Carta de Otimismo
A LUÍS MAURÍCIO, INFANTE
Acorda, Luís Mauricio. Vou te mostrar o mundo,
se é que não preferes vê-lo de teu reino profundo.
Despertando, Luís Mauricio, não chores mais que um tiquinho.
Se as crianças da América choram em coro, que seria, digamos, do teu vizinho?
Que seria de ti, Luís Mauricio, pranteando mais que o necessário?
Os olhos se inflamam depressa, e do mundo o espetáculo é vário
e pede ser visto e amado. É tão pouco, cinco sentidos.
Pois que sejam lépidos, Luís Mauricio, que sejam novos e comovidos.
E como há tempo para viver, Luís Mauricio, podes gastá-lo à janela
que dá para a "Justicia del Trabajo", onde a imaginosa linha da hera
tenazmente compõe seu desenho, recobrindo o que é feio, formal e triste.
Sucede que chegou a primavera, menino, e o muro já não existe.

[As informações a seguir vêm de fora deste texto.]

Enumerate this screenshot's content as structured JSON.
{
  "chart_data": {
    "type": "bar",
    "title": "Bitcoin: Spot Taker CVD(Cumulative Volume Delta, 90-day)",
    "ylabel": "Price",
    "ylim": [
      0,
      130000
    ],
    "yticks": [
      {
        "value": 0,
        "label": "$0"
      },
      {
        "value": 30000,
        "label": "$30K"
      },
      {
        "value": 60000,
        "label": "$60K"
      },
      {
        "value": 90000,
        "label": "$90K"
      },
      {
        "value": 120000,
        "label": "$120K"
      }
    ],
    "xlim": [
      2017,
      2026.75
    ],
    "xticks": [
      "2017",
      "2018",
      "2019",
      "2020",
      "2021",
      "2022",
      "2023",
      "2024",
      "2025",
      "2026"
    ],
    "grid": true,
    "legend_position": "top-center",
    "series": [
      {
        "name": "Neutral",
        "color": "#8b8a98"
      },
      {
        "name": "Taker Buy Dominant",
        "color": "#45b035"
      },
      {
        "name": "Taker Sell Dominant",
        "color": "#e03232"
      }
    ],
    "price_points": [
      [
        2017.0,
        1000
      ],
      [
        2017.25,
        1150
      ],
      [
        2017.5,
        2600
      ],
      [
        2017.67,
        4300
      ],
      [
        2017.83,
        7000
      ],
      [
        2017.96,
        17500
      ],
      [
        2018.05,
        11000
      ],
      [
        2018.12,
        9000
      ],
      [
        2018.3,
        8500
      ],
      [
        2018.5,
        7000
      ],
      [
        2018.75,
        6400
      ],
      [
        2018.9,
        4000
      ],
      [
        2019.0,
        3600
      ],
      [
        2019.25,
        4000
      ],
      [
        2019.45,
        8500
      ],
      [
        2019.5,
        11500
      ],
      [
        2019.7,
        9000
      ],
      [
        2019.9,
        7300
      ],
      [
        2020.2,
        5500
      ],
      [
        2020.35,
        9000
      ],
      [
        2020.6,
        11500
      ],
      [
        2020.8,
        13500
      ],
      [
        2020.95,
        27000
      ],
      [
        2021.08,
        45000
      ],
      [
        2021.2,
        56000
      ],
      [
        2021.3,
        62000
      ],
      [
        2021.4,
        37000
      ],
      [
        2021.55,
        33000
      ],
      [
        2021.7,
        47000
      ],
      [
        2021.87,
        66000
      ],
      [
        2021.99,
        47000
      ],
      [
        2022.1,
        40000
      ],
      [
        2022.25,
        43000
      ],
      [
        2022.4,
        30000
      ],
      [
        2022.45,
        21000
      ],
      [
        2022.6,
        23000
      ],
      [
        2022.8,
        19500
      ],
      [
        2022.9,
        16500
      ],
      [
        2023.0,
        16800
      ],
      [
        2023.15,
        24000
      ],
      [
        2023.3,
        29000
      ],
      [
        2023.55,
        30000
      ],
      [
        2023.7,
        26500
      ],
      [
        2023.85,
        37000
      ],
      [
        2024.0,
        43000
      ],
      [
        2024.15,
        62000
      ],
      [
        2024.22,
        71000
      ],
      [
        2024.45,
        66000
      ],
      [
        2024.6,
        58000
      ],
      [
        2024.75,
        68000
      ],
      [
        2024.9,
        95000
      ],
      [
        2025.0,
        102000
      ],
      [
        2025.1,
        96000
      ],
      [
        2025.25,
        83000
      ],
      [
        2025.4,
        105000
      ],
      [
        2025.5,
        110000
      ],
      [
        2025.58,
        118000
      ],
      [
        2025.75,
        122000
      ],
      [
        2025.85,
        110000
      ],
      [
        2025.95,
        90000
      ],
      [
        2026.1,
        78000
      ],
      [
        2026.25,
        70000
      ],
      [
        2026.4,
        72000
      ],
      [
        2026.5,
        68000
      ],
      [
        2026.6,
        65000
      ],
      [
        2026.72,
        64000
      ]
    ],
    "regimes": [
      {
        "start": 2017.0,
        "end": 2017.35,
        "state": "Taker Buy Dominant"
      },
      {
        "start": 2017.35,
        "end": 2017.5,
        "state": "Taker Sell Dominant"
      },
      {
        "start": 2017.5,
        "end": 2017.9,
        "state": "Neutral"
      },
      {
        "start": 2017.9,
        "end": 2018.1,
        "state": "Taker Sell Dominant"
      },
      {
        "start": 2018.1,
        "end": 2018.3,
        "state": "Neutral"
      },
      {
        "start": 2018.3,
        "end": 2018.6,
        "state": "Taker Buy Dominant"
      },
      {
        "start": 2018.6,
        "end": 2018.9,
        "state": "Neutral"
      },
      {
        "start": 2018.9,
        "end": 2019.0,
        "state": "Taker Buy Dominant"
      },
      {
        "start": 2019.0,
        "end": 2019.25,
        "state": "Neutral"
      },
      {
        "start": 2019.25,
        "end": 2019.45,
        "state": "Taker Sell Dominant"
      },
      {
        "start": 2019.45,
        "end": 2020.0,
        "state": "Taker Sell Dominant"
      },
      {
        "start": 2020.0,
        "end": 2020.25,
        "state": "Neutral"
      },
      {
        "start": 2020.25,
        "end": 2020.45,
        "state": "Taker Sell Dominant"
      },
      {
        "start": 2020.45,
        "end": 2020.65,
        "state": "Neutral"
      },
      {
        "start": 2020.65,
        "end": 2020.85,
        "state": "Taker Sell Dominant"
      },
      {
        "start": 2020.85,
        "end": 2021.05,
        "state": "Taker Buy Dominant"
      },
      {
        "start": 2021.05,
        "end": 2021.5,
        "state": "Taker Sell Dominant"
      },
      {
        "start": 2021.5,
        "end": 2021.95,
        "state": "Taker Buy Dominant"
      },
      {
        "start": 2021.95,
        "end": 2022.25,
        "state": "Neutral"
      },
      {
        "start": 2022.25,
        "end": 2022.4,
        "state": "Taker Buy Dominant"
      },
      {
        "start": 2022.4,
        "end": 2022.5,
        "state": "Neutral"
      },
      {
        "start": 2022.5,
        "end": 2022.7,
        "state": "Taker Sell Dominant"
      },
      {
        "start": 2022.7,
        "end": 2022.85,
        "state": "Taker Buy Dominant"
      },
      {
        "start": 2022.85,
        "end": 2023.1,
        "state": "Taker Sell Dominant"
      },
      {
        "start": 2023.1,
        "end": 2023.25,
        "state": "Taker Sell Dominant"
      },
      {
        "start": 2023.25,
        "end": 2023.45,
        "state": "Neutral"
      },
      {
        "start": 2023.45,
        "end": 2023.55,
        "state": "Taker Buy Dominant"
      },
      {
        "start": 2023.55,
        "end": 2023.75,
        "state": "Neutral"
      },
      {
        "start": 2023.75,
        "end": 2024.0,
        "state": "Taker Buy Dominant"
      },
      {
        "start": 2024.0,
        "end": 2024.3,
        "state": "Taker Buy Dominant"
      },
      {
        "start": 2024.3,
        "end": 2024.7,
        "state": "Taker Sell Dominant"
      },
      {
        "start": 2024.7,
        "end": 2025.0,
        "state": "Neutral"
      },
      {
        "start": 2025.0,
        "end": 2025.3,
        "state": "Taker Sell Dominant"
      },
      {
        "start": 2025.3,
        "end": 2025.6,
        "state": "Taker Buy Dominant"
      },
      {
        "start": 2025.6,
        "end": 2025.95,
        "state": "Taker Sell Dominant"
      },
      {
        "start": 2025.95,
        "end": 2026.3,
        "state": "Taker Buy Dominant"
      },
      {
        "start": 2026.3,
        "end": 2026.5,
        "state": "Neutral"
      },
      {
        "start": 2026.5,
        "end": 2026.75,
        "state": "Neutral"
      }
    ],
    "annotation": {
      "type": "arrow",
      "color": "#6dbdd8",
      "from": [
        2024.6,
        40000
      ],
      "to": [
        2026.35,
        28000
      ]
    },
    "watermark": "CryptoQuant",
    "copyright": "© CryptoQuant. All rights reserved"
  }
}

Admito que amo nos vegetais a carga de silêncio, Luís Mauricio.
Mas há que tentar o diálogo quando a solidão é vício.
E agora, começa a crescer. Em poucas semanas um homem
Se manifesta na boca, nos rins, na medalhinha do nome.
Já te vejo na proporção da cidade, dessa caminha em que dormes.

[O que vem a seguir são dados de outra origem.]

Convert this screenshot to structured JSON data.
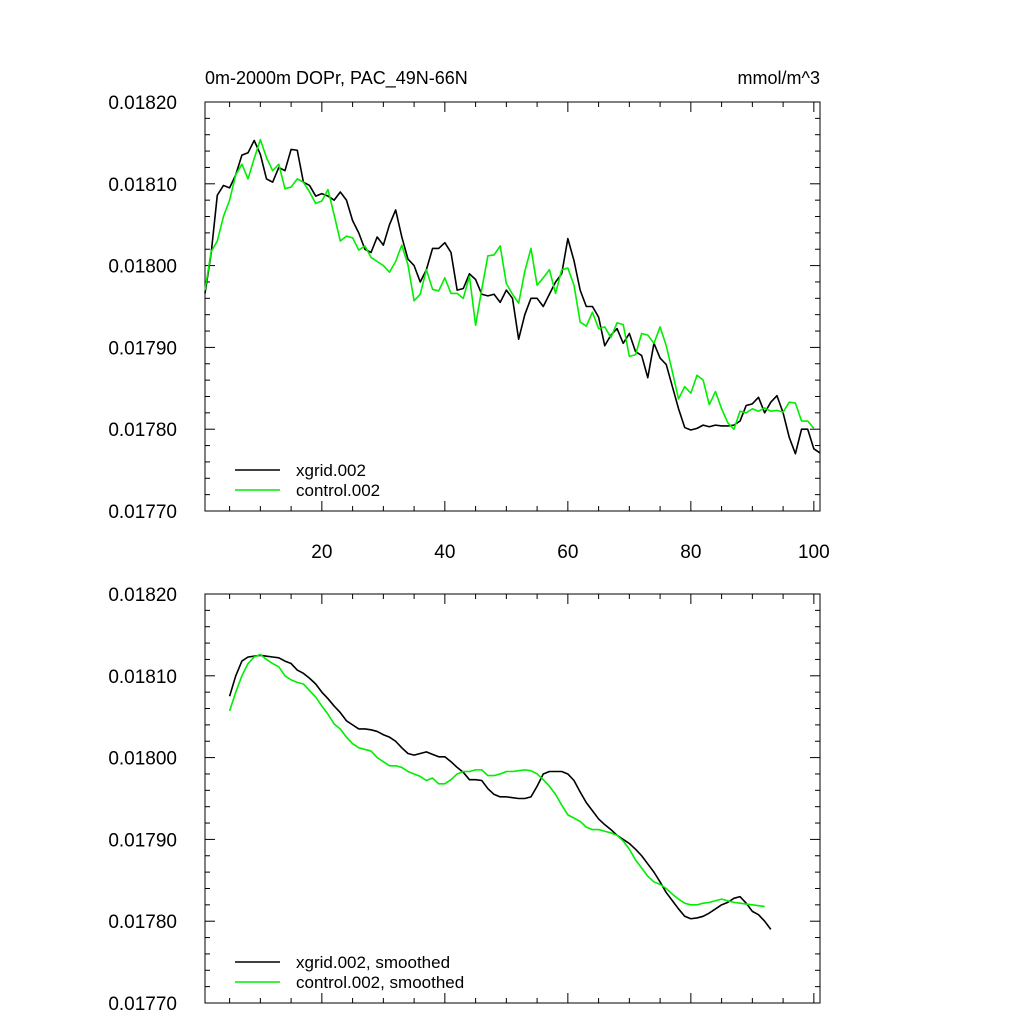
{
  "chart_data": [
    {
      "type": "line",
      "title": "0m-2000m DOPr, PAC_49N-66N",
      "units": "mmol/m^3",
      "xlabel": "",
      "ylabel": "",
      "xlim": [
        1,
        101
      ],
      "ylim": [
        0.0177,
        0.0182
      ],
      "x_ticks": [
        20,
        40,
        60,
        80,
        100
      ],
      "x_tick_labels": [
        "20",
        "40",
        "60",
        "80",
        "100"
      ],
      "y_ticks": [
        0.0177,
        0.0178,
        0.0179,
        0.018,
        0.0181,
        0.0182
      ],
      "y_tick_labels": [
        "0.01770",
        "0.01780",
        "0.01790",
        "0.01800",
        "0.01810",
        "0.01820"
      ],
      "legend_position": "bottom-left",
      "series": [
        {
          "name": "xgrid.002",
          "color": "#000000",
          "x_start": 1,
          "values": [
            0.017966,
            0.018015,
            0.018086,
            0.018098,
            0.018095,
            0.018111,
            0.018135,
            0.018138,
            0.018153,
            0.018136,
            0.018106,
            0.018102,
            0.01812,
            0.018116,
            0.018142,
            0.018141,
            0.018102,
            0.018098,
            0.018085,
            0.018088,
            0.018085,
            0.01808,
            0.01809,
            0.01808,
            0.018055,
            0.01804,
            0.01802,
            0.018016,
            0.018035,
            0.018025,
            0.01805,
            0.018068,
            0.018035,
            0.018008,
            0.018,
            0.01798,
            0.017995,
            0.018021,
            0.018021,
            0.018028,
            0.018016,
            0.01797,
            0.017972,
            0.01799,
            0.017983,
            0.017965,
            0.017963,
            0.017965,
            0.017955,
            0.01797,
            0.01796,
            0.01791,
            0.01794,
            0.01796,
            0.01796,
            0.01795,
            0.017965,
            0.01798,
            0.01799,
            0.018033,
            0.018006,
            0.01797,
            0.01795,
            0.01795,
            0.017937,
            0.017902,
            0.017915,
            0.017923,
            0.017905,
            0.017917,
            0.017895,
            0.01789,
            0.017863,
            0.017905,
            0.017887,
            0.017879,
            0.017852,
            0.017825,
            0.017802,
            0.017799,
            0.017801,
            0.017805,
            0.017803,
            0.017805,
            0.017804,
            0.017804,
            0.017805,
            0.01781,
            0.017829,
            0.017831,
            0.017839,
            0.01782,
            0.017833,
            0.017841,
            0.01782,
            0.01779,
            0.01777,
            0.0178,
            0.0178,
            0.017776,
            0.017771
          ]
        },
        {
          "name": "control.002",
          "color": "#00ee00",
          "x_start": 1,
          "values": [
            0.01797,
            0.018017,
            0.01803,
            0.01806,
            0.01808,
            0.018111,
            0.018124,
            0.018106,
            0.018131,
            0.018154,
            0.018132,
            0.018116,
            0.018124,
            0.018094,
            0.018096,
            0.018106,
            0.018102,
            0.01809,
            0.018076,
            0.018079,
            0.018093,
            0.018062,
            0.01803,
            0.018036,
            0.018034,
            0.018019,
            0.018024,
            0.01801,
            0.018005,
            0.018,
            0.017992,
            0.018005,
            0.018025,
            0.018001,
            0.017957,
            0.017965,
            0.017995,
            0.017971,
            0.017969,
            0.017985,
            0.017966,
            0.017966,
            0.01796,
            0.017987,
            0.017927,
            0.017971,
            0.018012,
            0.018013,
            0.018024,
            0.017978,
            0.017965,
            0.017954,
            0.017993,
            0.018021,
            0.017976,
            0.017985,
            0.017995,
            0.017966,
            0.017995,
            0.017997,
            0.017976,
            0.017931,
            0.017926,
            0.017943,
            0.017923,
            0.017925,
            0.017912,
            0.01793,
            0.017928,
            0.017889,
            0.017891,
            0.017917,
            0.017915,
            0.017905,
            0.017925,
            0.017902,
            0.01787,
            0.017837,
            0.017852,
            0.017844,
            0.017866,
            0.01786,
            0.01783,
            0.017846,
            0.017825,
            0.017808,
            0.0178,
            0.017822,
            0.01782,
            0.017825,
            0.017822,
            0.017826,
            0.017822,
            0.017823,
            0.017821,
            0.017833,
            0.017832,
            0.01781,
            0.01781,
            0.017801
          ]
        }
      ]
    },
    {
      "type": "line",
      "title": "",
      "xlabel": "",
      "ylabel": "",
      "xlim": [
        1,
        101
      ],
      "ylim": [
        0.0177,
        0.0182
      ],
      "x_ticks": [
        20,
        40,
        60,
        80,
        100
      ],
      "y_ticks": [
        0.0177,
        0.0178,
        0.0179,
        0.018,
        0.0181,
        0.0182
      ],
      "y_tick_labels": [
        "0.01770",
        "0.01780",
        "0.01790",
        "0.01800",
        "0.01810",
        "0.01820"
      ],
      "legend_position": "bottom-left",
      "series": [
        {
          "name": "xgrid.002, smoothed",
          "color": "#000000",
          "x_start": 5,
          "values": [
            0.018075,
            0.0181,
            0.018118,
            0.018123,
            0.018124,
            0.018125,
            0.018124,
            0.018123,
            0.018122,
            0.018118,
            0.018115,
            0.018107,
            0.018103,
            0.018097,
            0.01809,
            0.01808,
            0.018072,
            0.018063,
            0.018055,
            0.018045,
            0.01804,
            0.018035,
            0.018035,
            0.018034,
            0.018032,
            0.018028,
            0.018025,
            0.01802,
            0.018012,
            0.018005,
            0.018003,
            0.018005,
            0.018007,
            0.018004,
            0.018001,
            0.018001,
            0.017995,
            0.017988,
            0.017982,
            0.017973,
            0.017973,
            0.017972,
            0.017962,
            0.017955,
            0.017952,
            0.017952,
            0.017951,
            0.01795,
            0.01795,
            0.017952,
            0.017965,
            0.01798,
            0.017983,
            0.017983,
            0.017983,
            0.01798,
            0.017972,
            0.017958,
            0.017945,
            0.017935,
            0.017925,
            0.017918,
            0.017912,
            0.017905,
            0.0179,
            0.017895,
            0.017888,
            0.01788,
            0.01787,
            0.01786,
            0.017848,
            0.017835,
            0.017825,
            0.017815,
            0.017806,
            0.017803,
            0.017804,
            0.017806,
            0.01781,
            0.017815,
            0.01782,
            0.017823,
            0.017828,
            0.01783,
            0.017822,
            0.017812,
            0.017808,
            0.0178,
            0.01779
          ]
        },
        {
          "name": "control.002, smoothed",
          "color": "#00ee00",
          "x_start": 5,
          "values": [
            0.018057,
            0.01808,
            0.0181,
            0.018115,
            0.018123,
            0.018126,
            0.01812,
            0.018115,
            0.018111,
            0.0181,
            0.018095,
            0.018092,
            0.01809,
            0.018082,
            0.018074,
            0.018063,
            0.018053,
            0.018041,
            0.018035,
            0.018025,
            0.018017,
            0.018012,
            0.01801,
            0.018008,
            0.018,
            0.017995,
            0.01799,
            0.01799,
            0.017988,
            0.017983,
            0.01798,
            0.017977,
            0.017972,
            0.017975,
            0.017968,
            0.017968,
            0.017973,
            0.01798,
            0.017983,
            0.017983,
            0.017985,
            0.017985,
            0.017978,
            0.017978,
            0.01798,
            0.017983,
            0.017983,
            0.017984,
            0.017985,
            0.017984,
            0.01798,
            0.017973,
            0.017965,
            0.017955,
            0.017942,
            0.01793,
            0.017926,
            0.017922,
            0.017915,
            0.017912,
            0.017912,
            0.01791,
            0.017908,
            0.017905,
            0.017898,
            0.017888,
            0.017875,
            0.017865,
            0.017855,
            0.017848,
            0.017845,
            0.01784,
            0.017833,
            0.017827,
            0.017822,
            0.01782,
            0.01782,
            0.017822,
            0.017823,
            0.017825,
            0.017827,
            0.017825,
            0.017823,
            0.017822,
            0.017821,
            0.01782,
            0.017819,
            0.017818
          ]
        }
      ]
    }
  ]
}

Dir-se-ia que só o anão de Harrods, hoje velho, entre garotos enormes,
conserva o disfarce da infância, como, na sua imobilidade,
à esquina de Córdoba e Florida, só aquele velho pendido e sentado,
de luvas e sobretudo, vê passar (é cego) o tempo que não enxergamos,
o tempo irreversível, o tempo estático, espaço vazio entre ramos.
O tempo "" que fazer dele? Como adivinhar, Luís Mauricio,
o que cada hora traz em si de plenitude e sacrifício?

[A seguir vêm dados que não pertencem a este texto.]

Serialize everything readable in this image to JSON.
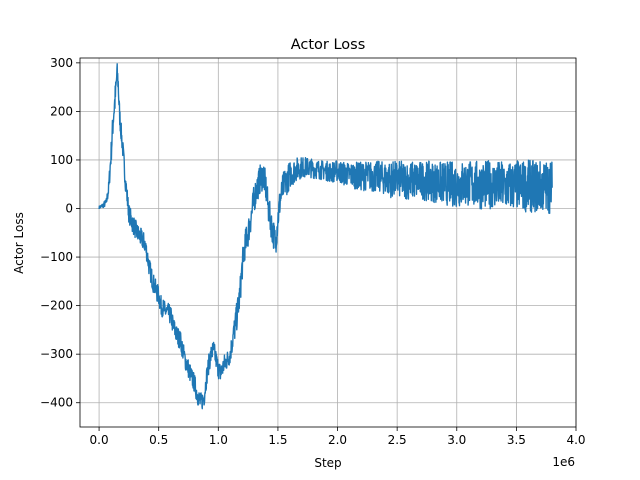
{
  "chart_data": {
    "type": "line",
    "title": "Actor Loss",
    "xlabel": "Step",
    "ylabel": "Actor Loss",
    "x_offset_label": "1e6",
    "xlim": [
      -0.16,
      4.0
    ],
    "ylim": [
      -450,
      310
    ],
    "grid": true,
    "line_color": "#1f77b4",
    "x_ticks": [
      0.0,
      0.5,
      1.0,
      1.5,
      2.0,
      2.5,
      3.0,
      3.5,
      4.0
    ],
    "x_tick_labels": [
      "0.0",
      "0.5",
      "1.0",
      "1.5",
      "2.0",
      "2.5",
      "3.0",
      "3.5",
      "4.0"
    ],
    "y_ticks": [
      -400,
      -300,
      -200,
      -100,
      0,
      100,
      200,
      300
    ],
    "y_tick_labels": [
      "−400",
      "−300",
      "−200",
      "−100",
      "0",
      "100",
      "200",
      "300"
    ],
    "series": [
      {
        "x": [
          0.0,
          0.03,
          0.06,
          0.08,
          0.1,
          0.12,
          0.14,
          0.15,
          0.16,
          0.17,
          0.18,
          0.2,
          0.22,
          0.25,
          0.28,
          0.3,
          0.32,
          0.35,
          0.38,
          0.4,
          0.42,
          0.45,
          0.48,
          0.5,
          0.52,
          0.55,
          0.58,
          0.6,
          0.62,
          0.65,
          0.68,
          0.7,
          0.72,
          0.75,
          0.78,
          0.8,
          0.82,
          0.85,
          0.88,
          0.9,
          0.92,
          0.94,
          0.96,
          0.98,
          1.0,
          1.02,
          1.05,
          1.08,
          1.1,
          1.12,
          1.15,
          1.18,
          1.2,
          1.22,
          1.25,
          1.28,
          1.3,
          1.32,
          1.35,
          1.38,
          1.4,
          1.42,
          1.45,
          1.48,
          1.5,
          1.52,
          1.55,
          1.58,
          1.6,
          1.65,
          1.7,
          1.75,
          1.8,
          1.85,
          1.9,
          1.95,
          2.0,
          2.05,
          2.1,
          2.15,
          2.2,
          2.25,
          2.3,
          2.35,
          2.4,
          2.45,
          2.5,
          2.6,
          2.7,
          2.8,
          2.9,
          3.0,
          3.1,
          3.2,
          3.3,
          3.4,
          3.5,
          3.6,
          3.7,
          3.8
        ],
        "y": [
          2,
          6,
          12,
          40,
          110,
          190,
          240,
          280,
          260,
          200,
          170,
          120,
          60,
          -10,
          -30,
          -40,
          -50,
          -60,
          -70,
          -90,
          -120,
          -150,
          -170,
          -180,
          -200,
          -210,
          -215,
          -220,
          -240,
          -260,
          -270,
          -290,
          -310,
          -330,
          -350,
          -360,
          -380,
          -400,
          -390,
          -350,
          -320,
          -300,
          -290,
          -310,
          -330,
          -340,
          -320,
          -310,
          -300,
          -270,
          -230,
          -180,
          -120,
          -80,
          -50,
          -10,
          20,
          40,
          60,
          70,
          40,
          0,
          -40,
          -70,
          -20,
          20,
          50,
          60,
          70,
          80,
          85,
          85,
          82,
          80,
          78,
          75,
          78,
          72,
          70,
          68,
          66,
          68,
          65,
          66,
          62,
          60,
          60,
          58,
          58,
          55,
          52,
          50,
          52,
          48,
          50,
          45,
          48,
          46,
          45,
          45
        ],
        "band": [
          3,
          5,
          8,
          15,
          25,
          30,
          30,
          25,
          25,
          25,
          20,
          20,
          20,
          20,
          20,
          20,
          20,
          20,
          20,
          20,
          20,
          20,
          20,
          20,
          20,
          20,
          20,
          20,
          20,
          20,
          20,
          20,
          20,
          20,
          20,
          20,
          20,
          20,
          20,
          20,
          20,
          20,
          20,
          20,
          20,
          20,
          20,
          20,
          20,
          25,
          30,
          30,
          30,
          30,
          30,
          30,
          30,
          30,
          30,
          30,
          30,
          30,
          30,
          30,
          30,
          30,
          30,
          30,
          28,
          25,
          22,
          20,
          20,
          20,
          20,
          22,
          22,
          25,
          25,
          28,
          30,
          30,
          32,
          32,
          35,
          38,
          38,
          40,
          40,
          42,
          45,
          48,
          48,
          50,
          50,
          52,
          52,
          54,
          55,
          55
        ]
      }
    ]
  }
}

Hás de aprender o tempo, Luís Mauricio. E há de ser tua ciência
uma tão íntima conexão de ti mesmo e tua existência,
que ninguém suspeitará nada. E teu primeiro segredo
seja antes de alegria subterrânea que de soturno medo.
Aprenderás muitas leis, Luís Mauricio. Mas se as esqueceres depressa,
Outras mais altas descobrirás, e é então que a vida começa,
e recomeça, e a todo instante é outra: tudo é distinto de tudo,
e anda o silêncio, e fala o nevoento horizonte; e sabe guiar-nos o mundo.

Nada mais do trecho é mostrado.